Location: LLaVA_visiPruner/visualization/project_vo_to_semantic_space.ipynb.

Example:

Layer 17 : ['Four', '四', 'fourth', 'four', 'four'] 
Layer 18 : ['four', 'five', 'three', 'six', 'four'] 
Layer 19 : ['numbers', 'counting', 'counted', 'numbers', 'counts'] 

2. Attention Visualization

We also provide code for visualizing the distribution of attention over image regions.

Location: LLaVA_visiPruner/visualization/attention_visualization.ipynb

L1_norm

3. L1L1 norm of Value Matrix

We show that the L1 norms of value vectors (V\mathcal{V}) corresponding to attention sinks are significantly lower than those of normal visual tokens.

Location:LLaVA_visiPruner/visualization/L1_norms_of_value_matrix.ipynb

L1_norm

Evaluation

Firstly, please prepare the data of evaluation following the instructions from LLaVA: https://github.com/haotian-liu/LLaVA/blob/main/docs/Evaluation.md.

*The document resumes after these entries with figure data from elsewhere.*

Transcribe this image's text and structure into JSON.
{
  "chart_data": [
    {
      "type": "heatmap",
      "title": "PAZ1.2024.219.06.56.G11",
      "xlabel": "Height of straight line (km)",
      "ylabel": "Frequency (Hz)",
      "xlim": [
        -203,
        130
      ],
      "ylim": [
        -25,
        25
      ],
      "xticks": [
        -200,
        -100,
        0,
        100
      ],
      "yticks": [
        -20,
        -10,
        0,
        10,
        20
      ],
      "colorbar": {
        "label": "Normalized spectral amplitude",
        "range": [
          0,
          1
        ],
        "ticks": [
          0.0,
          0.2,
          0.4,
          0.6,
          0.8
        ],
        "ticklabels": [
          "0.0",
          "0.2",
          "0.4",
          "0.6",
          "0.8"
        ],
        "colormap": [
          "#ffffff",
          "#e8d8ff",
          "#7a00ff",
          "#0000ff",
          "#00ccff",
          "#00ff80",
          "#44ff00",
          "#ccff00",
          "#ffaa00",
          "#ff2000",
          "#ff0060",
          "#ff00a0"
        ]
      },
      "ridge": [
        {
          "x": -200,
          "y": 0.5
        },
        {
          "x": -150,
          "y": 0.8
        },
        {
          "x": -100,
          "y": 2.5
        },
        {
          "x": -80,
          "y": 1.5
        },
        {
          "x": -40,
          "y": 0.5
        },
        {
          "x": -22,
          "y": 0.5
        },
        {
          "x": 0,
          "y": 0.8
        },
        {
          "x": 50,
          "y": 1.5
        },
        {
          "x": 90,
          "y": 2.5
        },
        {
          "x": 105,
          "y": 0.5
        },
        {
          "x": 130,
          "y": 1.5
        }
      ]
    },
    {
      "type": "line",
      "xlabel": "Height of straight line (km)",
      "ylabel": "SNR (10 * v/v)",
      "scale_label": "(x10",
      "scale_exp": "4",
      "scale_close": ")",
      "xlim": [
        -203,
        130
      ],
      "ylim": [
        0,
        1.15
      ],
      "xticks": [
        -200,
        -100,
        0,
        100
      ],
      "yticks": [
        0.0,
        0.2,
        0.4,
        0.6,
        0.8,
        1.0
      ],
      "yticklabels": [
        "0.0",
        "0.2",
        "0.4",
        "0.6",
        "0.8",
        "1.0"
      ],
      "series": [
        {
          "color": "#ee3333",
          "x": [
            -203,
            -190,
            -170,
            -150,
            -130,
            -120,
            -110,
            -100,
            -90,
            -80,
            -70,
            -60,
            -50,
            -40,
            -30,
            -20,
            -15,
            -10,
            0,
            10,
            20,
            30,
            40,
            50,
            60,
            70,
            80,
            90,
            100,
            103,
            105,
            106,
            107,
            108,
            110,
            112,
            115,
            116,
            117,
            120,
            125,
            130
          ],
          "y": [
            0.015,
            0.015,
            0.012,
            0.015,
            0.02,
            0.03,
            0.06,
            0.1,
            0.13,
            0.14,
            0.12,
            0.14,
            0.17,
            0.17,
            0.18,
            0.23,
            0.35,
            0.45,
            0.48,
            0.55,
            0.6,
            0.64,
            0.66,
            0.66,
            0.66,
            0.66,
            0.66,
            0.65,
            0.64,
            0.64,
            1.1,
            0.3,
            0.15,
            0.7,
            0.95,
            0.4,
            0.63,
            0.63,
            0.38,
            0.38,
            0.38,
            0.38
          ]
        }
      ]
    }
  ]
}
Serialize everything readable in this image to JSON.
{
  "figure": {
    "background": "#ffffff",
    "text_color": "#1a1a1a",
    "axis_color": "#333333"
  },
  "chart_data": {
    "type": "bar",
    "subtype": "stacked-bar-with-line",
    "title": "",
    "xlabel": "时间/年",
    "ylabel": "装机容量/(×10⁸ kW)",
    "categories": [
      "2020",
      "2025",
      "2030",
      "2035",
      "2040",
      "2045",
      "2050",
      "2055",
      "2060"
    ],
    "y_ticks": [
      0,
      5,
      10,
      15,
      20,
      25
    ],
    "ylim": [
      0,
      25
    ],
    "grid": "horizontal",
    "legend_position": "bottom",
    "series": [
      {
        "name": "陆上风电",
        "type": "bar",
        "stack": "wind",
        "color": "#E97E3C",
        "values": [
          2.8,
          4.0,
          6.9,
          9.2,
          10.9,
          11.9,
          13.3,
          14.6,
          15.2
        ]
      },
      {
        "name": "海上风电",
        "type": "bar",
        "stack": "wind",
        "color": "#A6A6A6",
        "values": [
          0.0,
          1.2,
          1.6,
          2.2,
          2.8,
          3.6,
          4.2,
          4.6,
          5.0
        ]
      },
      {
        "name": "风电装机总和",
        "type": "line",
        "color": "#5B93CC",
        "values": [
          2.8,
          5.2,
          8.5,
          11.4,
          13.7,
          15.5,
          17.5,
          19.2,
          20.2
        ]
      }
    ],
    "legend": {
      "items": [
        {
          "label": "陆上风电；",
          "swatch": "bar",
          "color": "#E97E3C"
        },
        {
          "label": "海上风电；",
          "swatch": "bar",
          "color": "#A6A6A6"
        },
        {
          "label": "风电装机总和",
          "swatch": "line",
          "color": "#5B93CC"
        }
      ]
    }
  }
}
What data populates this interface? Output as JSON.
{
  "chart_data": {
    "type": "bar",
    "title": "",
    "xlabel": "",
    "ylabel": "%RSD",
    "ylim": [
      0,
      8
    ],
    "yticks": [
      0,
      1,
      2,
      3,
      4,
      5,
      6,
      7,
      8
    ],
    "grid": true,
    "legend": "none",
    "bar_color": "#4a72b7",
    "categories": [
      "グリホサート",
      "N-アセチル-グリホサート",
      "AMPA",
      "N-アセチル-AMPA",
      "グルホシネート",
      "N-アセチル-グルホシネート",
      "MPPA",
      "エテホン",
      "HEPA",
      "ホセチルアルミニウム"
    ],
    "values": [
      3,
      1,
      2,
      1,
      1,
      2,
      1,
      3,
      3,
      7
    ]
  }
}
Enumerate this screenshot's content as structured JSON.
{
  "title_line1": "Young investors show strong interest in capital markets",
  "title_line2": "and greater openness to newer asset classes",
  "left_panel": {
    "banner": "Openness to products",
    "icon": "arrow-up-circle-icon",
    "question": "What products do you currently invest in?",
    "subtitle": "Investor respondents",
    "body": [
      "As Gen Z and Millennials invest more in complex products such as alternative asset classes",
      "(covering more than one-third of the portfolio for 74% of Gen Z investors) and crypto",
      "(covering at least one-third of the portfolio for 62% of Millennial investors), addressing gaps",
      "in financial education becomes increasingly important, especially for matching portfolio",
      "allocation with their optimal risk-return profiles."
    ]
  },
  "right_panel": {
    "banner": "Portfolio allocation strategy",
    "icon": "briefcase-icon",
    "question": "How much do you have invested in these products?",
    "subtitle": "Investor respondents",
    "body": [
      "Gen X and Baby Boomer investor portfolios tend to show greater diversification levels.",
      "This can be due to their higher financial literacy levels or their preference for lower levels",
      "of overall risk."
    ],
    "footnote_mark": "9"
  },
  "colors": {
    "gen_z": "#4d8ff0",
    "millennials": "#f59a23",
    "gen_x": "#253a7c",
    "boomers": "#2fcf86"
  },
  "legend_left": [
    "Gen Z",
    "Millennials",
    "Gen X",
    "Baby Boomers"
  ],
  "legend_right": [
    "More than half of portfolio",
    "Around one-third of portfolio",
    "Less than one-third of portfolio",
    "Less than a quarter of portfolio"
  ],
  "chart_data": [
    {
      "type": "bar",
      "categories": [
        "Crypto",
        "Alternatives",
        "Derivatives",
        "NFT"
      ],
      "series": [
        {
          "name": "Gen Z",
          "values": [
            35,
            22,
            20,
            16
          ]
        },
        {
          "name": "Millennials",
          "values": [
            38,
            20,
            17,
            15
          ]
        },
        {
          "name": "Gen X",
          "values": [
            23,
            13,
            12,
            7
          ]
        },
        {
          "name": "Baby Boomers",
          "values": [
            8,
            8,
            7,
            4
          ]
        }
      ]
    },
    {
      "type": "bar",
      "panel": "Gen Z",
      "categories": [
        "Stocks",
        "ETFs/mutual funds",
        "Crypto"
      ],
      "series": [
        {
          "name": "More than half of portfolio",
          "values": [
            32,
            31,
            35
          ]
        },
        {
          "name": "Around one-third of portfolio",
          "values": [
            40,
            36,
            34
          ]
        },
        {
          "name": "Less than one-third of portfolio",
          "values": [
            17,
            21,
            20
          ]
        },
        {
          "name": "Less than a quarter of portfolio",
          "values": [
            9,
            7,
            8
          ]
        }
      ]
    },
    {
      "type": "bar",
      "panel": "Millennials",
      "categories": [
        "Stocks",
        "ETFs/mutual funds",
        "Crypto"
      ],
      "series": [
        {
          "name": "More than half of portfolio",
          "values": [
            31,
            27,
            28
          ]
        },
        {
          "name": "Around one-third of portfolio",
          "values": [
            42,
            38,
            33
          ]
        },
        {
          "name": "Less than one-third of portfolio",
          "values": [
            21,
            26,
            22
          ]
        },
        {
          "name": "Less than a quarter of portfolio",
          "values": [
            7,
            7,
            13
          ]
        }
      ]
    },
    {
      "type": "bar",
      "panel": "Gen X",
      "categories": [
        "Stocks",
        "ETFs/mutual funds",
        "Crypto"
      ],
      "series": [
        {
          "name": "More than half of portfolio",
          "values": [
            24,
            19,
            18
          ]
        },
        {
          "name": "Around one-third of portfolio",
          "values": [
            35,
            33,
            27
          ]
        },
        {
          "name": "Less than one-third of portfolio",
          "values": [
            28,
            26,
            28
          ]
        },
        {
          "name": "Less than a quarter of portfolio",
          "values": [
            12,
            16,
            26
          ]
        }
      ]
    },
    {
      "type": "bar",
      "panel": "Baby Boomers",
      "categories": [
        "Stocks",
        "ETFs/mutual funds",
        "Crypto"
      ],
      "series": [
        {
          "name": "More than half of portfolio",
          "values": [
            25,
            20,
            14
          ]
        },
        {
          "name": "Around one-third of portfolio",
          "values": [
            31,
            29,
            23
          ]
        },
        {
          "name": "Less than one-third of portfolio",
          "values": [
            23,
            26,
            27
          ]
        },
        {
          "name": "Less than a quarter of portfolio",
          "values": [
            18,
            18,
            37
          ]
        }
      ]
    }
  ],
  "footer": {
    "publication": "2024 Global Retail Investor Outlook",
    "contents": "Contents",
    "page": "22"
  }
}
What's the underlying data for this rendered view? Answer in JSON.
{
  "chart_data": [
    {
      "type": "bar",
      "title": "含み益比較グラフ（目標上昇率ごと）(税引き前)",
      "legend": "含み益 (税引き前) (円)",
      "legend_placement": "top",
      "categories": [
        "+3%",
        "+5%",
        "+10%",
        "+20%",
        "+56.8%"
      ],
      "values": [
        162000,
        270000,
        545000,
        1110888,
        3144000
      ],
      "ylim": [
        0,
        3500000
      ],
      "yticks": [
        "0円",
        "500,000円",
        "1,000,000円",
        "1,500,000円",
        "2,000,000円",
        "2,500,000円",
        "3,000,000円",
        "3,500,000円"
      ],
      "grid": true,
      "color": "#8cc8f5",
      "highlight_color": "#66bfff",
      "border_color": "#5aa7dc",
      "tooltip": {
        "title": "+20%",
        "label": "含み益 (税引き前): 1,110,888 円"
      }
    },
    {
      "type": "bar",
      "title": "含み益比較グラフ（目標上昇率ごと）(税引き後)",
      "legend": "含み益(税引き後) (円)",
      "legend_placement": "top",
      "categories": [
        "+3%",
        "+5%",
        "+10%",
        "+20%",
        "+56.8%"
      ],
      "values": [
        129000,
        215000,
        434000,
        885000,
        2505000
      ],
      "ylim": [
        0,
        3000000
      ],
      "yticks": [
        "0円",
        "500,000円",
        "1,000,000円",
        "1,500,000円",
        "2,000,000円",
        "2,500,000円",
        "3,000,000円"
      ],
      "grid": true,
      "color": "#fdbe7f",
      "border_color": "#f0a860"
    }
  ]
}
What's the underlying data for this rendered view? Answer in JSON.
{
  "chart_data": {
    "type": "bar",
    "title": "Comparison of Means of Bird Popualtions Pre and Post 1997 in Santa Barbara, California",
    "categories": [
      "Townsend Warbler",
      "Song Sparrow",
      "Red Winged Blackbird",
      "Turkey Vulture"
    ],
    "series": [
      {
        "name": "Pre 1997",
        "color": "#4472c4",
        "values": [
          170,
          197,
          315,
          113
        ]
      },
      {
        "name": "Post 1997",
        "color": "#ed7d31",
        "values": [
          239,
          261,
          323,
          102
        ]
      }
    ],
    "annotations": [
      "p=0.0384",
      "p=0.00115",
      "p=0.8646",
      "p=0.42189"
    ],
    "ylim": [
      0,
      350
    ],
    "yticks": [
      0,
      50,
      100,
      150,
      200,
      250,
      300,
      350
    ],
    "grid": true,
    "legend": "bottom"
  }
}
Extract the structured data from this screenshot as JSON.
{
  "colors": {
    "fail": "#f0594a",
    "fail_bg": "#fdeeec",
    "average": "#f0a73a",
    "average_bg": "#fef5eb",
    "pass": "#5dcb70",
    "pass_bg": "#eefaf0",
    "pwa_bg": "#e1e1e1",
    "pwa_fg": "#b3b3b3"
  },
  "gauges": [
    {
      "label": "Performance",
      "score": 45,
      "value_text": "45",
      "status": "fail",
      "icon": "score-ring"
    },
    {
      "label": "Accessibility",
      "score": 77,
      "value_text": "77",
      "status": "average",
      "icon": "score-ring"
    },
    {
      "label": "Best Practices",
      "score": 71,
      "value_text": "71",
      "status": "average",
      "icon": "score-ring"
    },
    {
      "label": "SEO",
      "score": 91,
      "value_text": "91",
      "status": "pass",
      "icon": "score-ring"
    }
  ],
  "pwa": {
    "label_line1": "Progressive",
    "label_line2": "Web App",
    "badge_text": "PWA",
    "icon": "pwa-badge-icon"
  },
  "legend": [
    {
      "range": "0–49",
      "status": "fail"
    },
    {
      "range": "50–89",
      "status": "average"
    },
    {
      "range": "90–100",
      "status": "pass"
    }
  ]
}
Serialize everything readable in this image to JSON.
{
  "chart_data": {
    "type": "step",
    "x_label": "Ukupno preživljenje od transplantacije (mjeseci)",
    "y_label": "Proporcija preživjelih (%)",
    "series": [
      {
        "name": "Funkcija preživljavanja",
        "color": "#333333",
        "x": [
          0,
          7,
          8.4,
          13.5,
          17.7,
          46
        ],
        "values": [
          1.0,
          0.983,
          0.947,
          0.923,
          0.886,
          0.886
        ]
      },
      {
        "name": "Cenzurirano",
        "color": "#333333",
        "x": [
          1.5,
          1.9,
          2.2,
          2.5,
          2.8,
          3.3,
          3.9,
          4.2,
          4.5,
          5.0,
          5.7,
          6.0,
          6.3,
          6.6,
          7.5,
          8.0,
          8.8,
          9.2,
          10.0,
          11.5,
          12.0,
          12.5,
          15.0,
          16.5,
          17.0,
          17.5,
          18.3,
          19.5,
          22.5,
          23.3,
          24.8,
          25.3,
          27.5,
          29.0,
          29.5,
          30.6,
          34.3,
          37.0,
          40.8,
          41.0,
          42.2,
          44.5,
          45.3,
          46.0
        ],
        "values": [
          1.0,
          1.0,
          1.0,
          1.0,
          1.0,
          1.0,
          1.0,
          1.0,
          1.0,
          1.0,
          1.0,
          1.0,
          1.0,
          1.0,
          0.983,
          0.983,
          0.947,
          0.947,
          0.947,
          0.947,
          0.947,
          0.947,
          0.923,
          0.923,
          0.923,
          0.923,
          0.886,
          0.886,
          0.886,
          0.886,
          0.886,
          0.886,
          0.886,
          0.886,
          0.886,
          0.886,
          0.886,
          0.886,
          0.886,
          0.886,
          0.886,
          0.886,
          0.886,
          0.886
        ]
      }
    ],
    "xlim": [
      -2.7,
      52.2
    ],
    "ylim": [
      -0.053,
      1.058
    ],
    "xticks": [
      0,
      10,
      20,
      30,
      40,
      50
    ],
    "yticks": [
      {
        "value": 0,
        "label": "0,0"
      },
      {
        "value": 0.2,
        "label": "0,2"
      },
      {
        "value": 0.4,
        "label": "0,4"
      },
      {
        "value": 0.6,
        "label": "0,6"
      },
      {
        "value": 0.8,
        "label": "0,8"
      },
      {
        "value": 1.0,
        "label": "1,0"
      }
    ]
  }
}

We provide ready-to-use evaluation scripts with default configurations for GQA, MME, and TextVQA benchmarks:

  1. run GQA:
CUDA_VISIBLE_DEVICES=0 bash scripts/v1_5/visiPruner_eval/gqa.sh
  1. run MME:
CUDA_VISIBLE_DEVICES=0 bash scripts/v1_5/visiPruner_eval/mme.sh
  1. run TextVQA:
CUDA_VISIBLE_DEVICES=0 bash scripts/v1_5/visiPruner_eval/textvqa.sh

Pruning configurations

You can modify hyperparameters using the --pruning-config argument in the provided bash scripts. Or, you can also run inference directly using:./llava/serve/cli_pruning.py.

For example:

--pruning-config '{"mode":["shallow","middle","deep"], "shallow_mid_layer":6,"layer_threshold":0.995, "tokens_threshold":0.2}'
  • mode: Specifies which layers to prune (shallow, middle, or deep).

  • shallow_mid_layer: Defines the boundary between shallow and middle layers.

  • layer_threshold: Controls the pruning ratio by filtering layer.

  • tokens_threshold: Controls the pruning ratio by remaining tokens.

License

This project is released under the Apache 2.0 license.

Acknowledgments

Thanks for the LLaVA, and FastV library, which helps us to quickly implement our ideas.